Did she even know what she was saying? For a moment he watched her, resplendent in her anguish, the moonlight highlighting her delicate bone structure and the soft angles of her face. He moved toward her, slinging his bow over his shoulder, ignoring the voice inside that told him not to overstep the boundaries, and pulled her to him. "He's gonna pay for what he did here," he assured her, barely recognising the low, threatening growl as his own voice. "I swear it on my Mama." The instant he wrapped an arm around her shoulders, she turned into him, burying her face into his chest, her tears coming thick and fast.
It wasn't as bad as he'd expected. Having never been a fan of body contact he had half expected to be completely overwhelmed by her presence, even though he had instigated this moment. He was overwhelmed by her, but not in the way he had anticipated. Rather than feeling panicked by her proximity, he found himself appreciating the way her body fit against his own, her head against his shoulder, breasts against his chest, soft planes against hard edges, perfection. He held her for what seemed like hours, letting her cry herself out, rubbing the warmth back into her arms to help ward off the chill of the night air.
Sunrise found them sitting, side by side,against the wall of the cell block, Daryl's arm slung around her shoulders while one of hers wrapped around his waist. Neither of them had spoken in a while but that was okay, neither of them felt the need for words. Eventually she shifted against him, stretching slightly and turned her face toward his.

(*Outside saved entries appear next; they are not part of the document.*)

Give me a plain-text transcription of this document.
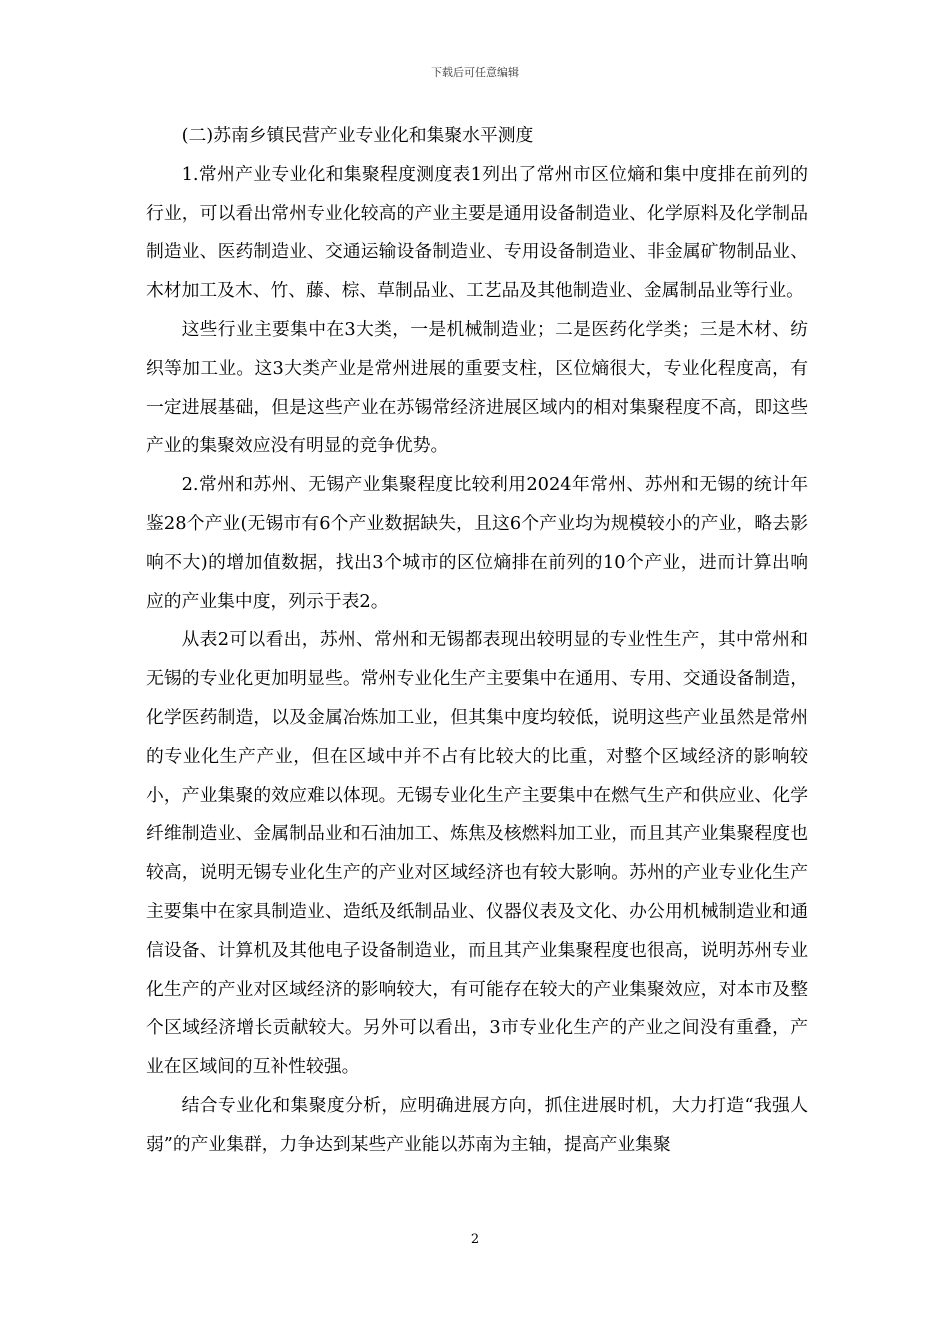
下载后可任意编辑

(二)苏南乡镇民营产业专业化和集聚水平测度

1.常州产业专业化和集聚程度测度表1列出了常州市区位熵和集中度排在前列的行业，可以看出常州专业化较高的产业主要是通用设备制造业、化学原料及化学制品制造业、医药制造业、交通运输设备制造业、专用设备制造业、非金属矿物制品业、木材加工及木、竹、藤、棕、草制品业、工艺品及其他制造业、金属制品业等行业。

这些行业主要集中在3大类，一是机械制造业；二是医药化学类；三是木材、纺织等加工业。这3大类产业是常州进展的重要支柱，区位熵很大，专业化程度高，有一定进展基础，但是这些产业在苏锡常经济进展区域内的相对集聚程度不高，即这些产业的集聚效应没有明显的竞争优势。

2.常州和苏州、无锡产业集聚程度比较利用2024年常州、苏州和无锡的统计年鉴28个产业(无锡市有6个产业数据缺失，且这6个产业均为规模较小的产业，略去影响不大)的增加值数据，找出3个城市的区位熵排在前列的10个产业，进而计算出响应的产业集中度，列示于表2。

从表2可以看出，苏州、常州和无锡都表现出较明显的专业性生产，其中常州和无锡的专业化更加明显些。常州专业化生产主要集中在通用、专用、交通设备制造，化学医药制造，以及金属冶炼加工业，但其集中度均较低，说明这些产业虽然是常州的专业化生产产业，但在区域中并不占有比较大的比重，对整个区域经济的影响较小，产业集聚的效应难以体现。无锡专业化生产主要集中在燃气生产和供应业、化学纤维制造业、金属制品业和石油加工、炼焦及核燃料加工业，而且其产业集聚程度也较高，说明无锡专业化生产的产业对区域经济也有较大影响。苏州的产业专业化生产主要集中在家具制造业、造纸及纸制品业、仪器仪表及文化、办公用机械制造业和通信设备、计算机及其他电子设备制造业，而且其产业集聚程度也很高，说明苏州专业化生产的产业对区域经济的影响较大，有可能存在较大的产业集聚效应，对本市及整个区域经济增长贡献较大。另外可以看出，3市专业化生产的产业之间没有重叠，产业在区域间的互补性较强。

结合专业化和集聚度分析，应明确进展方向，抓住进展时机，大力打造“我强人弱”的产业集群，力争达到某些产业能以苏南为主轴，提高产业集聚

2
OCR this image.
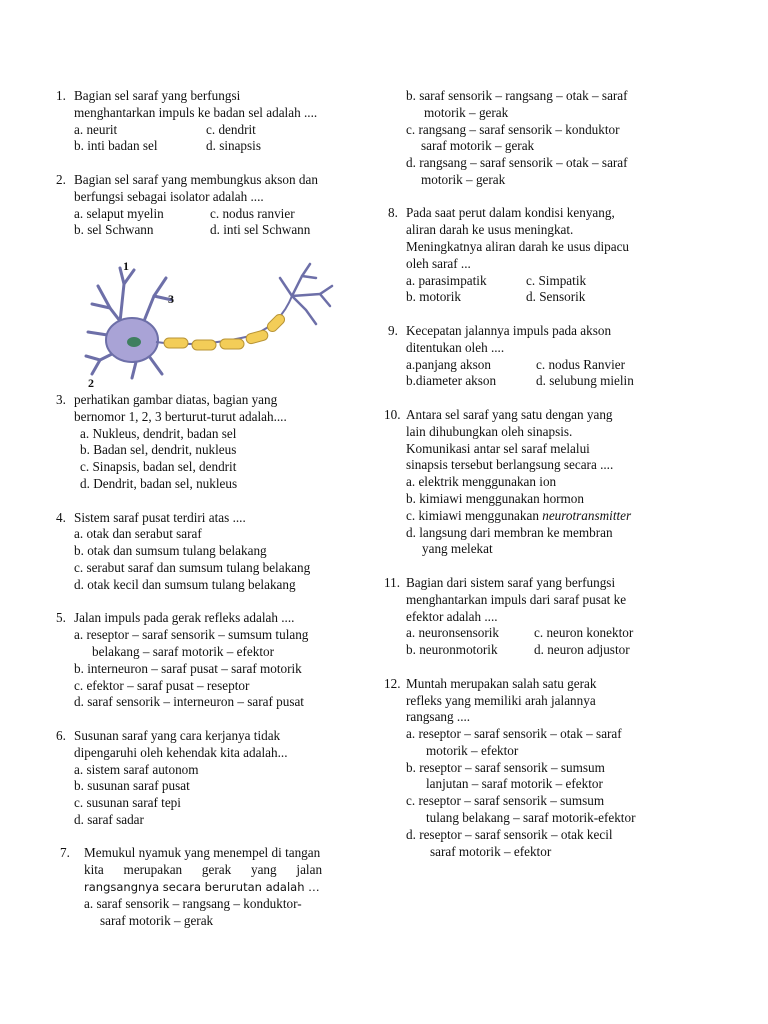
1. Bagian sel saraf yang berfungsi
menghantarkan impuls ke badan sel adalah ....
a. neurit	c. dendrit
b. inti badan sel	d. sinapsis
2. Bagian sel saraf yang membungkus akson dan
berfungsi sebagai isolator adalah ....
a. selaput myelin	c. nodus ranvier
b. sel Schwann	d. inti sel Schwann
3. perhatikan gambar diatas, bagian yang
bernomor 1, 2, 3 berturut-turut adalah....
a. Nukleus, dendrit, badan sel
b. Badan sel, dendrit, nukleus
c. Sinapsis, badan sel, dendrit
d. Dendrit, badan sel, nukleus
4. Sistem saraf pusat terdiri atas ....
a. otak dan serabut saraf
b. otak dan sumsum tulang belakang
c. serabut saraf dan sumsum tulang belakang
d. otak kecil dan sumsum tulang belakang
5. Jalan impuls pada gerak refleks adalah ....
a. reseptor – saraf sensorik – sumsum tulang
belakang – saraf motorik – efektor
b. interneuron – saraf pusat – saraf motorik
c. efektor – saraf pusat – reseptor
d. saraf sensorik – interneuron – saraf pusat
6. Susunan saraf yang cara kerjanya tidak
dipengaruhi oleh kehendak kita adalah...
a. sistem saraf autonom
b. susunan saraf pusat
c. susunan saraf tepi
d. saraf sadar
7. Memukul nyamuk yang menempel di tangan
kita      merupakan      gerak      yang      jalan
rangsangnya secara berurutan adalah …
a. saraf sensorik – rangsang – konduktor-
saraf motorik – gerak
1
2
3
b. saraf sensorik – rangsang – otak – saraf
motorik – gerak
c. rangsang – saraf sensorik – konduktor
saraf motorik – gerak
d. rangsang – saraf sensorik – otak – saraf
motorik – gerak
8. Pada saat perut dalam kondisi kenyang,
aliran darah ke usus meningkat.
Meningkatnya aliran darah ke usus dipacu
oleh saraf ...
a. parasimpatik	c. Simpatik
b. motorik	d. Sensorik
9. Kecepatan jalannya impuls pada akson
ditentukan oleh ....
a.panjang akson	c. nodus Ranvier
b.diameter akson	d. selubung mielin
10. Antara sel saraf yang satu dengan yang
lain dihubungkan oleh sinapsis.
Komunikasi antar sel saraf melalui
sinapsis tersebut berlangsung secara ....
a. elektrik menggunakan ion
b. kimiawi menggunakan hormon
c. kimiawi menggunakan neurotransmitter
d. langsung dari membran ke membran
yang melekat
11. Bagian dari sistem saraf yang berfungsi
menghantarkan impuls dari saraf pusat ke
efektor adalah ....
a. neuronsensorik	c. neuron konektor
b. neuronmotorik	d. neuron adjustor
12. Muntah merupakan salah satu gerak
refleks yang memiliki arah jalannya
rangsang ....
a. reseptor – saraf sensorik – otak – saraf
motorik – efektor
b. reseptor – saraf sensorik – sumsum
lanjutan – saraf motorik – efektor
c. reseptor – saraf sensorik – sumsum
tulang belakang – saraf motorik-efektor
d. reseptor – saraf sensorik – otak kecil
saraf motorik – efektor
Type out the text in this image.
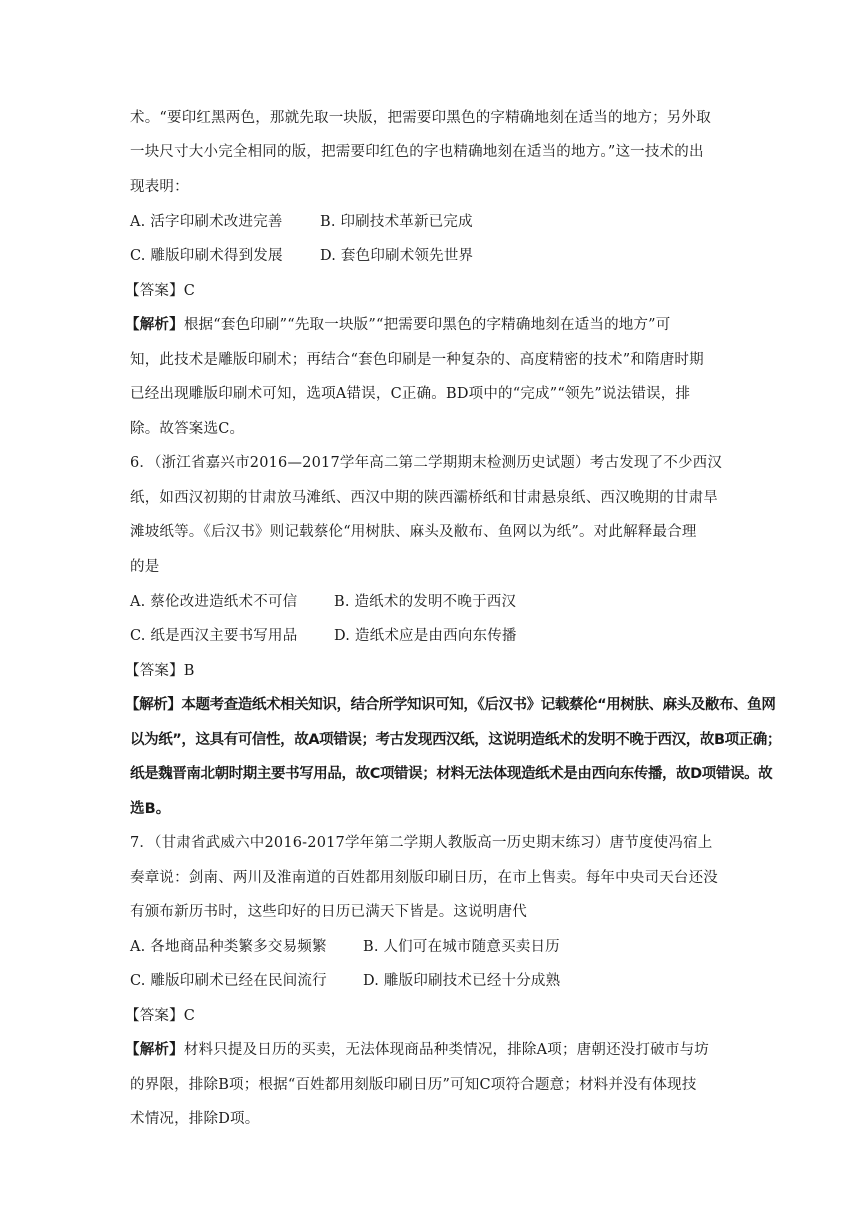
术。“要印红黑两色，那就先取一块版，把需要印黑色的字精确地刻在适当的地方；另外取
一块尺寸大小完全相同的版，把需要印红色的字也精确地刻在适当的地方。”这一技术的出
现表明：
A. 活字印刷术改进完善	B. 印刷技术革新已完成
C. 雕版印刷术得到发展	D. 套色印刷术领先世界
【答案】C
【解析】根据“套色印刷”“先取一块版”“把需要印黑色的字精确地刻在适当的地方”可
知，此技术是雕版印刷术；再结合“套色印刷是一种复杂的、高度精密的技术”和隋唐时期
已经出现雕版印刷术可知，选项A错误，C正确。BD项中的“完成”“领先”说法错误，排
除。故答案选C。
6．（浙江省嘉兴市2016—2017学年高二第二学期期末检测历史试题）考古发现了不少西汉
纸，如西汉初期的甘肃放马滩纸、西汉中期的陕西灞桥纸和甘肃悬泉纸、西汉晚期的甘肃旱
滩坡纸等。《后汉书》则记载蔡伦“用树肤、麻头及敝布、鱼网以为纸”。对此解释最合理
的是
A. 蔡伦改进造纸术不可信	B. 造纸术的发明不晚于西汉
C. 纸是西汉主要书写用品	D. 造纸术应是由西向东传播
【答案】B
【解析】本题考查造纸术相关知识，结合所学知识可知，《后汉书》记载蔡伦“用树肤、麻头及敝布、鱼网
以为纸”，这具有可信性，故A项错误；考古发现西汉纸，这说明造纸术的发明不晚于西汉，故B项正确；
纸是魏晋南北朝时期主要书写用品，故C项错误；材料无法体现造纸术是由西向东传播，故D项错误。故
选B。
7．（甘肃省武威六中2016-2017学年第二学期人教版高一历史期末练习）唐节度使冯宿上
奏章说：剑南、两川及淮南道的百姓都用刻版印刷日历，在市上售卖。每年中央司天台还没
有颁布新历书时，这些印好的日历已满天下皆是。这说明唐代
A. 各地商品种类繁多交易频繁	B. 人们可在城市随意买卖日历
C. 雕版印刷术已经在民间流行 D. 雕版印刷技术已经十分成熟
【答案】C
【解析】材料只提及日历的买卖，无法体现商品种类情况，排除A项；唐朝还没打破市与坊
的界限，排除B项；根据“百姓都用刻版印刷日历”可知C项符合题意；材料并没有体现技
术情况，排除D项。
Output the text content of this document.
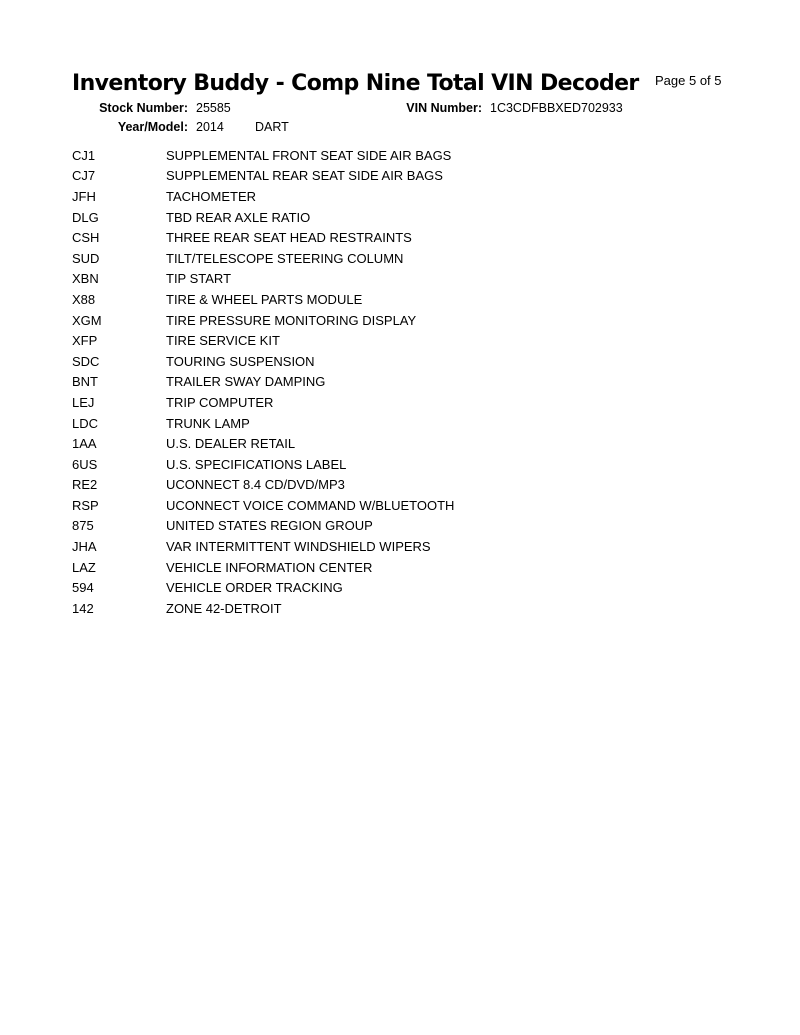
Inventory Buddy - Comp Nine Total VIN Decoder Page 5 of 5
Stock Number: 25585	VIN Number: 1C3CDFBBXED702933
Year/Model: 2014 DART
CJ1	SUPPLEMENTAL FRONT SEAT SIDE AIR BAGS
CJ7	SUPPLEMENTAL REAR SEAT SIDE AIR BAGS
JFH	TACHOMETER
DLG	TBD REAR AXLE RATIO
CSH	THREE REAR SEAT HEAD RESTRAINTS
SUD	TILT/TELESCOPE STEERING COLUMN
XBN	TIP START
X88	TIRE & WHEEL PARTS MODULE
XGM	TIRE PRESSURE MONITORING DISPLAY
XFP	TIRE SERVICE KIT
SDC	TOURING SUSPENSION
BNT	TRAILER SWAY DAMPING
LEJ	TRIP COMPUTER
LDC	TRUNK LAMP
1AA	U.S. DEALER RETAIL
6US	U.S. SPECIFICATIONS LABEL
RE2	UCONNECT 8.4 CD/DVD/MP3
RSP	UCONNECT VOICE COMMAND W/BLUETOOTH
875	UNITED STATES REGION GROUP
JHA	VAR INTERMITTENT WINDSHIELD WIPERS
LAZ	VEHICLE INFORMATION CENTER
594	VEHICLE ORDER TRACKING
142	ZONE 42-DETROIT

"Thank you," she said softly, "for just being here when I needed to let all that stuff about Axel out."
Daryl shrugged, exhaling a short chuckle that brought the ghost of a smile to her face. "S' alright," he told her, "you'd do the same for me right?"
Their gazes collided, world narrowing down to one single moment, like the inhale before a scream, air pulsating with an intensity that he couldn't explain, and then she answered. "Any time."
After she returned to the cell block to try to grab some sleep before breakfast, Daryl walked the perimeter, easing the ache that had formed in his muscles from sitting on concrete for hours on end. He wasn't an expert when it came to women, hell he was probably the opposite, he'd certainly never wanted to get close to one before she came along, but he figured that last night had to be a step in the right direction. No matter whether she wanted him or not, he'd always be able to hold onto those hours outside the cell block, just them and the dawn chorus, her arm around his waist and her smell burned into his brain. As far as memories went, it'd be better than most of his other ones that was for sure.